3.5 star, YA

Review: Five Survive by Holly Jackson

The brand new unmissable crime thriller from Holly Jackson, best-selling, award-winning author of the Good Girl’s Guide to Murder trilogy.

Eight hours.
Six friends.
One sniper . . .

Eighteen year old Red and her friends are on a road trip in an RV, heading to the beach for Spring Break. It’s a long drive but spirits are high. Until the RV breaks down in the middle of nowhere. There’s no mobile phone reception and nobody around to help. And as the wheels are shot out, one by one, the friends realise that this is no accident. There’s a sniper out there in the dark watching them and he knows exactly who they are. One of the group has a secret that the sniper is willing to kill for.

A game of cat-and-mouse plays out as the group desperately tries to get help and to work out which member of the group is the target. Buried secrets are forced to light in the cramped, claustrophobic setting of the RV, and tensions within the group will reach deadly levels. Not everyone will survive the night.



Overall Recommendation:

Hard to compete with the super high bar Holly Jackson’s bestselling series brought, but Five Survive holds up well enough as a locked room type thriller. Secrets were fun to guess and the ultimate mastermind behind what should’ve been a fun road trip wasn’t immediately obvious. Kudos for branching out in the genre but I did wish for more suspense as there wasn’t really enough stakes for it.

I’m a huge fan of Holly Jackson after the extraordinary book that was A Good Girl’s Guide to Murder, but I will be honest when there are things I don’t love as much as her debut (we don’t talk about book 3 here). Perhaps after such success, the expectations are set really high. But comparing it to Five Survive wouldn’t do this book justice.

Five Survive is most definitely less a whodunnit than a trapped thriller where everyone in the room could be a suspect, and the mysterious mastermind holding all the power may be one of them or someone they know intimately.

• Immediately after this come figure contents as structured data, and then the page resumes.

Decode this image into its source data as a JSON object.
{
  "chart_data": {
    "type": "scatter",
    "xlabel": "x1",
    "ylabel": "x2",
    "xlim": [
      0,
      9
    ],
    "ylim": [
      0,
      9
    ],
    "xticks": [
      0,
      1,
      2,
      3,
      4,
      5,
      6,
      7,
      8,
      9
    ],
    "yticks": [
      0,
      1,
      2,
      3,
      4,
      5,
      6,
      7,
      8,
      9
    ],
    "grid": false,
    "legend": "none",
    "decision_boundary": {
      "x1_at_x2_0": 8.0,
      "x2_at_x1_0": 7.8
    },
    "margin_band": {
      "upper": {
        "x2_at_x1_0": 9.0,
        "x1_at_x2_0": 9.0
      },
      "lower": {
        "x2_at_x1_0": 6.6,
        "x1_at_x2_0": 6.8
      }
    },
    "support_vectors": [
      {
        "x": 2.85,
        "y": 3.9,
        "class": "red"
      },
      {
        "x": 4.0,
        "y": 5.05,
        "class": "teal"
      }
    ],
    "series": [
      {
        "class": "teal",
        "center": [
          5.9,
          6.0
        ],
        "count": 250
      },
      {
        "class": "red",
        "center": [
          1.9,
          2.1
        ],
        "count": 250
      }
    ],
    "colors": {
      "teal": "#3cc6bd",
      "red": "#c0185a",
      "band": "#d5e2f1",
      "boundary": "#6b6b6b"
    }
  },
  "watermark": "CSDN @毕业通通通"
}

It reminded me a lot of Diana Urban’s debut which I also felt similarly for so maybe I’m just more of a fan of well-plotted traditional mysteries.

So plot is still pretty important in such a story and I do think this book delivers there. Trapped in the RV from around 10pm at night until daybreak to get help, anything can honestly happen in those darkest hours in the middle of nowhere. The pacing was okay, but in the middle it really does let up on the “stress” factor that makes a thriller so enticing you absolutely can’t or shouldn’t put it down. Not enough happens outside the RV that ups the stakes. The crew inside was left with ample time to converse and try to plan escapes before it really felt like their lives were truly in danger. You can say that this book equally focuses on the six protagonists stuck inside the RV. Let’s dig into them, shall we?

On this road trip, we are mainly stuck in Red’s head. She’s not your cookie cutter kind of protagonist which I can appreciate. Her mind loses focus at times from what’s important with other competing thoughts that pop up, like a pattern in the RV’s curtains she cannot for the life of her figure out what it reminds her of. She’s also what I like to call an unreliable protagonist. Right off the bat, it’s obvious she’s hiding something even from us, the supposedly omniscient reader who should know her thoughts. What her secret is may or may not be super important to the current events but it bugs you to wonder what it could be. Red’s also faced trauma in her past with regards to her family so that brings another layer to her that makes it interesting seeing everything from her perspective.

The others can technically be boiled down to their roles in relation to Red – classmate, best friend, best friend’s brother and his girlfriend, and crush. But I liked how as time went on in the RV they’re more than just their initial traits. For example, Oliver, the perfect guy and overachiever, may not be so glamorous as Red always thought he was, and his relationship with his girlfriend may not be perfect on every level when you have life or death stresses mixed in. To be honest, I really started hating Oliver at some point for his need to lead and make all the final decisions for the whole group, but this shows his characterization was written so well that I could feel such emotions for him.

Did I end up gobbling this up like Holly’s other books? Not quite. But for thriller fans, I think this was well done. It balanced plot with characterization in a way that propelled the story forward instead of dragging everything slowly. For whodunnit mystery fans, Five Survive may not be the best read but it’s definitely still an enjoyable and heart pounding journey with Red and her crew.